Die Bundesregierung setzt sich zwar aktiv für die Gleichberechtigung von Männern und Frauen ein, aber trotzdem gibt es aktuell noch einen Unterschied zwischen Theorie und Praxis. Denn nur, weil Männer und Frauen vor dem Gesetz die gleichen Rechte haben, haben sie noch lange nicht gesellschaftlich im Alltag auch die gleichen Chancen. Oder Pflichten. 

Beispiel gefällig?

Frau und Mann in Partnerschaft, beide arbeiten in Vollzeit. Sie beschließen, eine Familie zu gründen. Obwohl beide arbeiten, wird üblicherweise erwartet, dass vor allem die Frau sich um das Kind kümmert. Geht sie kurz nach der Geburt (oder später) wieder in Vollzeit arbeiten, gilt sie schnell als Rabenmutter. Bei Männern sieht das anders aus. Stimmt gar nicht? Dann mal kurz an die Diskussion um Annalena Baerbocks Kinder erinnern – was soll nur mit ihnen passieren, falls Mama Kanzlerin wird? Bei männlichen Politikern mit Kindern kommen solche Diskussionen nicht auf. 

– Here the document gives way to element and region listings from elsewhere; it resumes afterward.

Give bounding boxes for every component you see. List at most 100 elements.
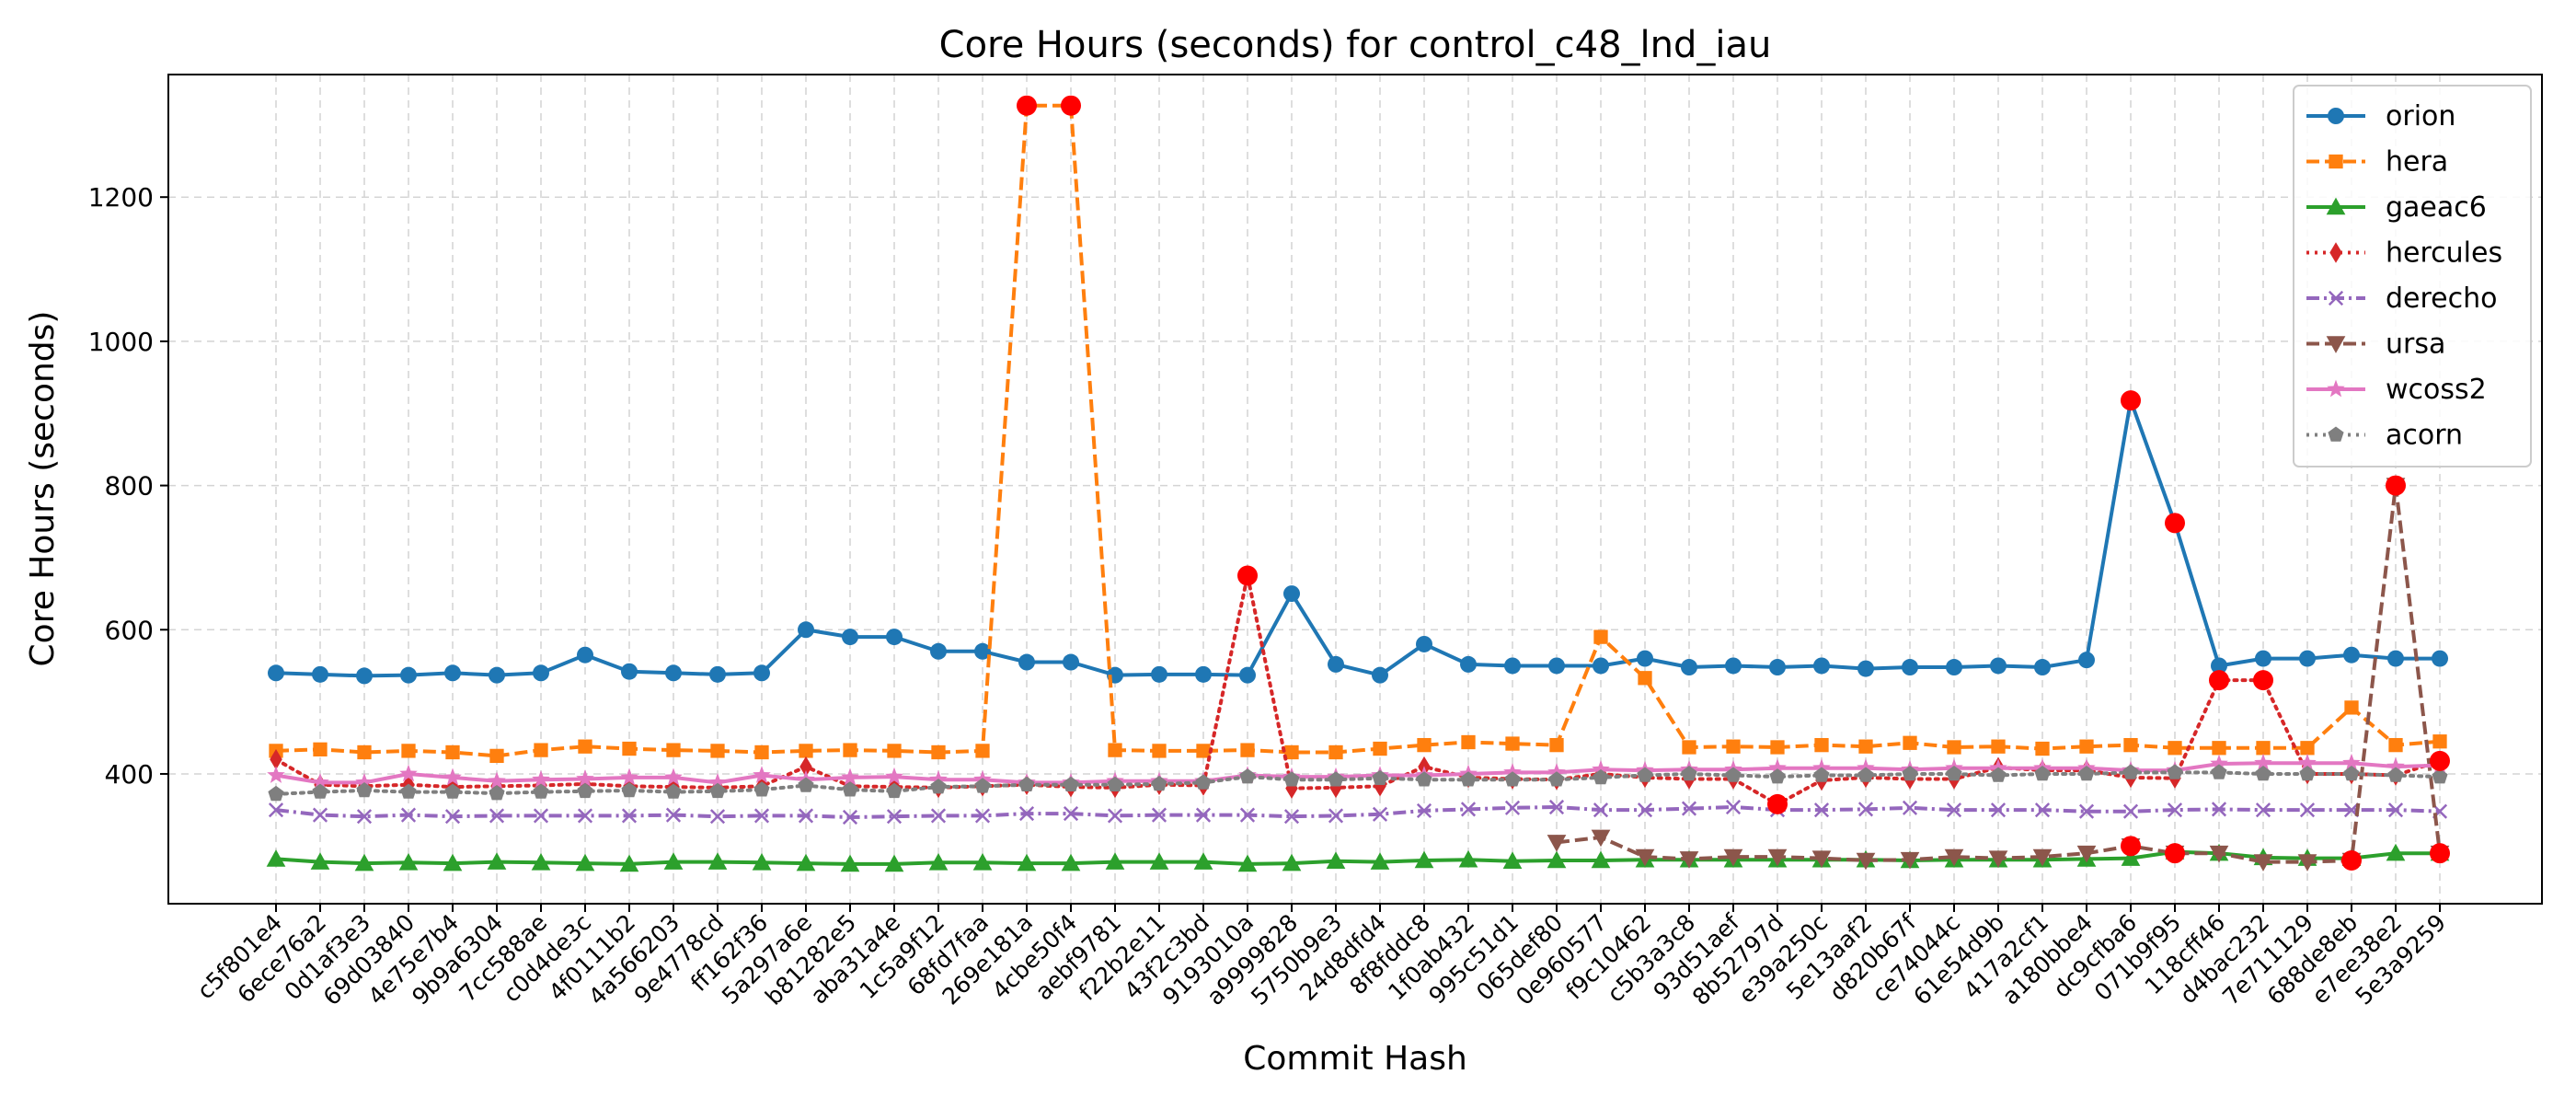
data-point — [488, 771, 506, 790]
data-point — [1107, 776, 1123, 791]
data-point — [621, 808, 638, 824]
data-point — [356, 782, 373, 798]
data-point — [268, 664, 284, 682]
series-line-orion — [275, 398, 2440, 678]
data-point — [1593, 629, 1608, 644]
legend-box — [2293, 85, 2532, 467]
data-point — [753, 766, 771, 783]
data-point — [443, 853, 463, 871]
data-point — [2211, 764, 2227, 779]
data-point — [399, 764, 418, 782]
data-point — [1151, 665, 1167, 683]
data-point — [2034, 766, 2051, 781]
data-point — [2255, 802, 2271, 818]
data-point — [1326, 851, 1346, 870]
data-point — [708, 773, 727, 791]
data-point — [1900, 851, 1920, 870]
data-point — [1548, 771, 1565, 787]
data-point — [1681, 659, 1697, 676]
data-point — [2255, 766, 2271, 781]
data-point — [312, 783, 328, 799]
data-point — [268, 785, 284, 802]
data-point — [1018, 653, 1035, 671]
data-point — [1193, 852, 1213, 870]
x-axis: c5f801e46ece76a20d1af3e369d038404e75e7b4… — [192, 904, 2451, 1010]
data-point — [2210, 754, 2228, 772]
data-point — [1769, 659, 1786, 676]
data-point — [1947, 740, 1961, 755]
data-point — [1857, 802, 1874, 817]
data-point — [2344, 700, 2359, 715]
data-point — [1946, 802, 1962, 818]
data-point — [577, 782, 593, 799]
legend-label: acorn — [2386, 420, 2463, 452]
data-point — [400, 666, 417, 684]
data-point — [268, 802, 284, 818]
data-point — [1856, 852, 1876, 871]
data-point — [840, 854, 860, 872]
data-point — [663, 852, 684, 870]
data-point — [1593, 768, 1609, 785]
data-point — [1946, 766, 1962, 781]
data-point — [621, 782, 638, 798]
data-point — [665, 664, 682, 682]
data-point — [1592, 759, 1610, 778]
data-point — [1504, 800, 1521, 815]
outlier-point — [2209, 670, 2229, 691]
data-point — [444, 664, 461, 682]
outlier-point — [1767, 793, 1788, 814]
legend-label: hera — [2386, 146, 2448, 179]
data-point — [666, 743, 681, 757]
data-point — [2386, 756, 2405, 775]
data-point — [1416, 771, 1432, 787]
data-point — [2388, 737, 2403, 753]
data-point — [1902, 800, 1918, 815]
data-point — [798, 808, 814, 824]
series-orion — [268, 392, 2448, 685]
data-point — [2326, 197, 2346, 215]
data-point — [1591, 829, 1611, 848]
data-point — [533, 783, 549, 799]
data-point — [1635, 848, 1655, 867]
data-point — [1151, 775, 1167, 791]
data-point — [1283, 771, 1300, 787]
data-point — [1149, 852, 1169, 870]
data-point — [619, 854, 639, 872]
data-point — [1903, 735, 1917, 750]
data-point — [2329, 242, 2342, 263]
data-point — [1549, 737, 1564, 753]
data-point — [798, 621, 814, 639]
data-point — [709, 809, 726, 825]
data-point — [355, 773, 374, 791]
y-tick-label: 600 — [105, 615, 154, 645]
data-point — [1107, 808, 1123, 824]
data-point — [578, 739, 592, 754]
legend-label: orion — [2386, 100, 2455, 133]
data-point — [928, 852, 949, 871]
data-point — [1991, 739, 2006, 754]
y-tick-label: 1200 — [88, 182, 154, 213]
series-line-hercules — [274, 573, 2442, 806]
series-line-hera — [275, 103, 2441, 758]
data-point — [1504, 657, 1521, 675]
data-point — [1638, 671, 1652, 686]
data-point — [575, 853, 595, 871]
data-point — [1726, 739, 1741, 754]
data-point — [1547, 850, 1567, 869]
data-point — [1458, 849, 1478, 868]
y-axis: 400 600 800 1000 1200 — [88, 182, 168, 790]
data-point — [1725, 799, 1742, 815]
data-point — [1283, 809, 1300, 825]
data-point — [1682, 740, 1696, 755]
series-line-gaeac6 — [275, 849, 2440, 866]
data-point — [972, 852, 993, 871]
outlier-point — [2121, 390, 2141, 411]
outlier-point — [1061, 95, 1081, 116]
data-point — [1548, 799, 1565, 815]
data-point — [2122, 803, 2139, 819]
data-point — [2211, 657, 2227, 675]
data-point — [1505, 736, 1520, 751]
data-point — [1328, 744, 1343, 760]
y-tick-label: 800 — [105, 471, 154, 502]
data-point — [1240, 743, 1255, 757]
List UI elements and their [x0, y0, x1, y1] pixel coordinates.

Anderes Mini-Beispiel: Eine weibliche Person, die gern und viel Sex hat – womöglich sogar mit wechselnden Partner*innen – gilt gesellschaftlich nach wie vor als unmoralisch und wird nicht selten abgewertet oder sogar ausgegrenzt. Slut-Shaming! Bei männlichen Personen ist das weniger so.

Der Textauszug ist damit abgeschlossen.